Transportation experts are predicting that if the new hours of service regulations of the Federal Motor Carrier Safety Administration go into effect in July as scheduled, productivity will decrease and the net effect will be the loss of truck capacity and a significant increase in freight rates.
In fact, an FMCSA field study analyzing the effect of new regulations — specifically surrounding the 34-hour restart provision — is due at the end of March and may well alter those new regulations. At least that is the hope of the American Trucking Association and other motor carrier representatives that have challenged the rules in court and are waiting for the productivity report.
The FMSCA issued its new rules in December 2011 after holding six listening sessions around the country. They became finalized in early 2012 with full compliance mandated by July 2013. The rules were specifically designed to improve the safety record of long-haul drivers as the result of a spate of accidents tied to driver fatigue.
Of particular concern to the trucking industry during the promulgation of these rules was the maintaining of the regulation allowing 11 hours of drive time in any day.

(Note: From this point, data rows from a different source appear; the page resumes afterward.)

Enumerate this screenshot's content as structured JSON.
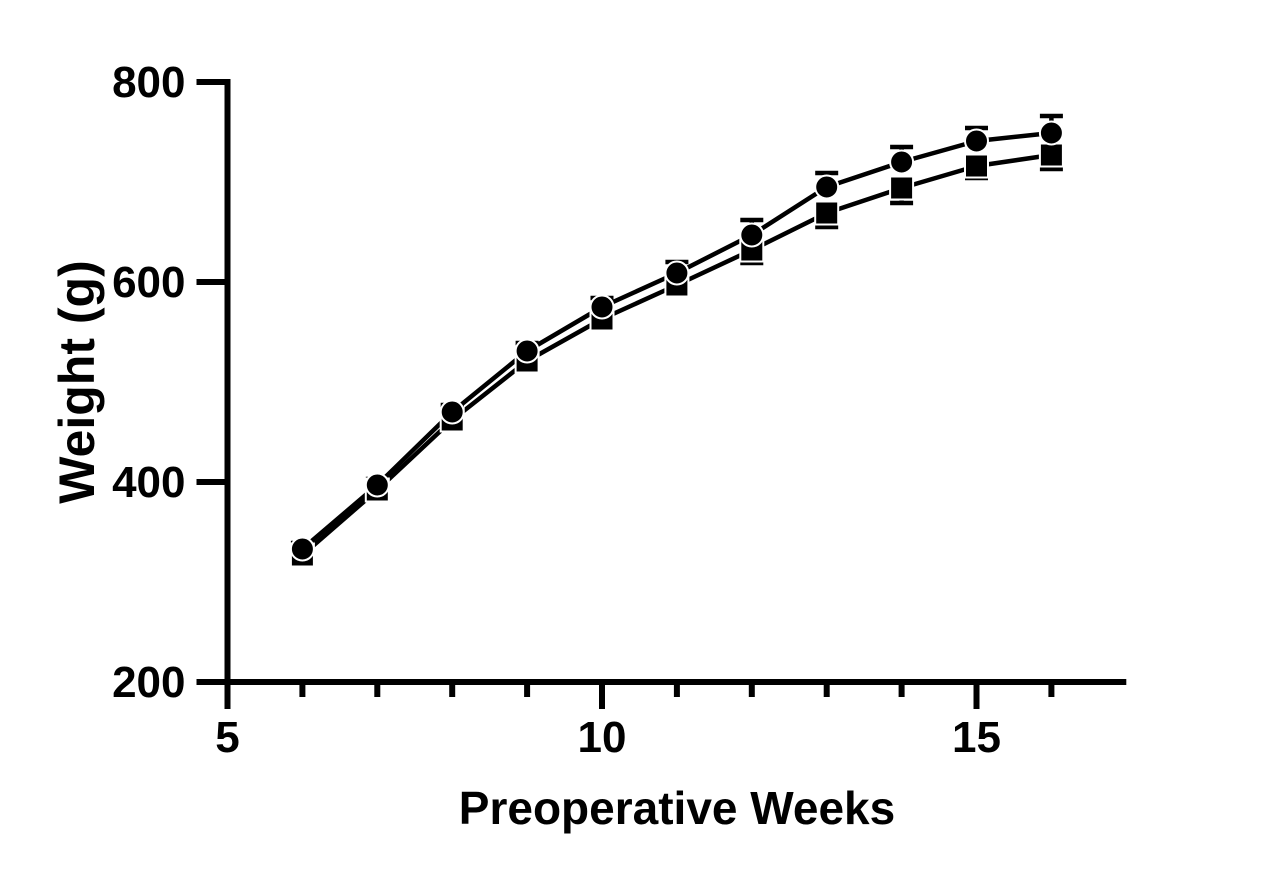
{
  "chart_data": {
    "type": "line",
    "title": "",
    "xlabel": "Preoperative Weeks",
    "ylabel": "Weight (g)",
    "xlim": [
      5,
      17
    ],
    "ylim": [
      200,
      800
    ],
    "x_major_ticks": [
      5,
      10,
      15
    ],
    "x_minor_ticks": [
      6,
      7,
      8,
      9,
      11,
      12,
      13,
      14,
      16
    ],
    "y_ticks": [
      200,
      400,
      600,
      800
    ],
    "grid": false,
    "legend": "none",
    "x": [
      6,
      7,
      8,
      9,
      10,
      11,
      12,
      13,
      14,
      15,
      16
    ],
    "series": [
      {
        "name": "circle-series",
        "marker": "circle",
        "values": [
          333,
          397,
          470,
          531,
          575,
          609,
          647,
          695,
          720,
          741,
          749
        ],
        "error": [
          6,
          6,
          7,
          8,
          9,
          11,
          15,
          14,
          15,
          13,
          17
        ],
        "error_direction": "up"
      },
      {
        "name": "square-series",
        "marker": "square",
        "values": [
          327,
          392,
          462,
          521,
          563,
          597,
          632,
          669,
          694,
          716,
          727
        ],
        "error": [
          6,
          6,
          7,
          8,
          9,
          10,
          13,
          14,
          15,
          12,
          14
        ],
        "error_direction": "down"
      }
    ],
    "colors": {
      "ink": "#000000",
      "background": "#ffffff"
    }
  }
}
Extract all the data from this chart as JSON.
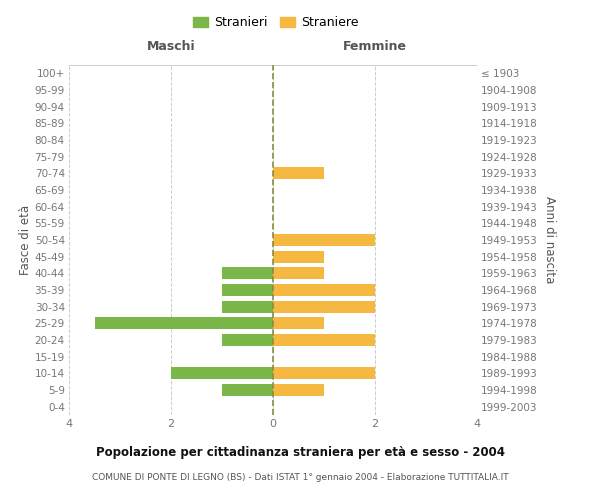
{
  "age_groups": [
    "0-4",
    "5-9",
    "10-14",
    "15-19",
    "20-24",
    "25-29",
    "30-34",
    "35-39",
    "40-44",
    "45-49",
    "50-54",
    "55-59",
    "60-64",
    "65-69",
    "70-74",
    "75-79",
    "80-84",
    "85-89",
    "90-94",
    "95-99",
    "100+"
  ],
  "birth_years": [
    "1999-2003",
    "1994-1998",
    "1989-1993",
    "1984-1988",
    "1979-1983",
    "1974-1978",
    "1969-1973",
    "1964-1968",
    "1959-1963",
    "1954-1958",
    "1949-1953",
    "1944-1948",
    "1939-1943",
    "1934-1938",
    "1929-1933",
    "1924-1928",
    "1919-1923",
    "1914-1918",
    "1909-1913",
    "1904-1908",
    "≤ 1903"
  ],
  "males": [
    0,
    1,
    2,
    0,
    1,
    3.5,
    1,
    1,
    1,
    0,
    0,
    0,
    0,
    0,
    0,
    0,
    0,
    0,
    0,
    0,
    0
  ],
  "females": [
    0,
    1,
    2,
    0,
    2,
    1,
    2,
    2,
    1,
    1,
    2,
    0,
    0,
    0,
    1,
    0,
    0,
    0,
    0,
    0,
    0
  ],
  "male_color": "#7ab648",
  "female_color": "#f5b942",
  "grid_color": "#cccccc",
  "center_line_color": "#8b8b40",
  "background_color": "#ffffff",
  "title": "Popolazione per cittadinanza straniera per età e sesso - 2004",
  "subtitle": "COMUNE DI PONTE DI LEGNO (BS) - Dati ISTAT 1° gennaio 2004 - Elaborazione TUTTITALIA.IT",
  "ylabel_left": "Fasce di età",
  "ylabel_right": "Anni di nascita",
  "xlabel_maschi": "Maschi",
  "xlabel_femmine": "Femmine",
  "legend_stranieri": "Stranieri",
  "legend_straniere": "Straniere",
  "xlim": 4,
  "bar_height": 0.72
}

Many highway-safety activists were advocating for a 10-hour maximum drive day. FMCSA maintained the 11-hour day but reduced maximum driving hours per week to 70 hours from 82, and mandated a 30-minute break after every eight hours of driving. In addition, new regulations involving the 34-hour mandated layoff at the start and end of each driver's work week were established.
Under the existing rules, it is possible for a driver to include a 34-hour restart every six days. Under the new rules, only one restart is allowed per week.
In addition, under the new rules, the restart period must include two consecutive free periods between 1 a.m. and 5 a.m.
The ATA and others have argued that these two provisions combined are going to greatly reduce the productivity of drivers. They claim that a single driver that currently can make 26 cross-country round trips per year will be limited to no more than 24 under these new rules. That will mean either a 7 percent drop in capacity or the need to hire additional drivers to maximize the use of the tractor-trailers. Either scenario will result in higher costs.
The new restart provisions could particularly affect the fresh produce industry, where middle-of-the-night East Coast unloading is commonplace. If a driver ends his trip unloading produce at an East Coast terminal in the middle of the night, which is very typical, and then begins his restart period, he'll be off the road for more than 48 hours because he has to include two consecutive middle-of-the-night free periods.
For example, a truck that makes a 2 a.m. delivery to Hunts Point in the Bronx, NY, on a Monday morning, marking the end of a cross-country long haul, will then have to park his truck the rest of Monday and all of Tuesday before scheduling a pickup after 5 .a.m. Wednesday morning.
Under the old rules, if it was 4 a.m. by the time he unloaded and got back to the terminal, he could begin driving again 34 hours later, or 2 p.m. on Tuesday. Over time, these delays will result in fewer cross-country trips.
Of course, that is the reason new rules were proposed.
In defending its new rules in the ATA court case, the FMCSA claims that off-duty breaks, including the amended 34-hour restart rule, provides the greatest safety benefit and will result in fewer crashes and fewer highway deaths.
When he originally announced the new rules, U.S. Secretary of Transportation Ray LaHood said, "Trucking is a difficult job, and a big rig can be deadly when a driver is tired and overworked. This final rule will help prevent fatigue-related truck crashes and save lives. Truck drivers deserve a work environment that allows them to perform their jobs safely."
Truck-safety advocates argue that truck crashes injured more than 100,000 people in 2010, and fatalities involving trucks rose by almost 9 percent.
In court, the ATA has disputed these findings. It claims that since FMCSA first changed the hours-of-service rules in 2004, more miles are being driven collectively by long-haul operators with fewer crashes and fewer fatalities.
Bill Graves, president and chief executive officer of the ATA, said, "Since the agency first changed the hours rules in 2004, the truck-involved fatality rate has dropped by 36 percent — nearly twice as fast as the overall fatality rate on our highways — and that's not a coincidence: the current rules are working."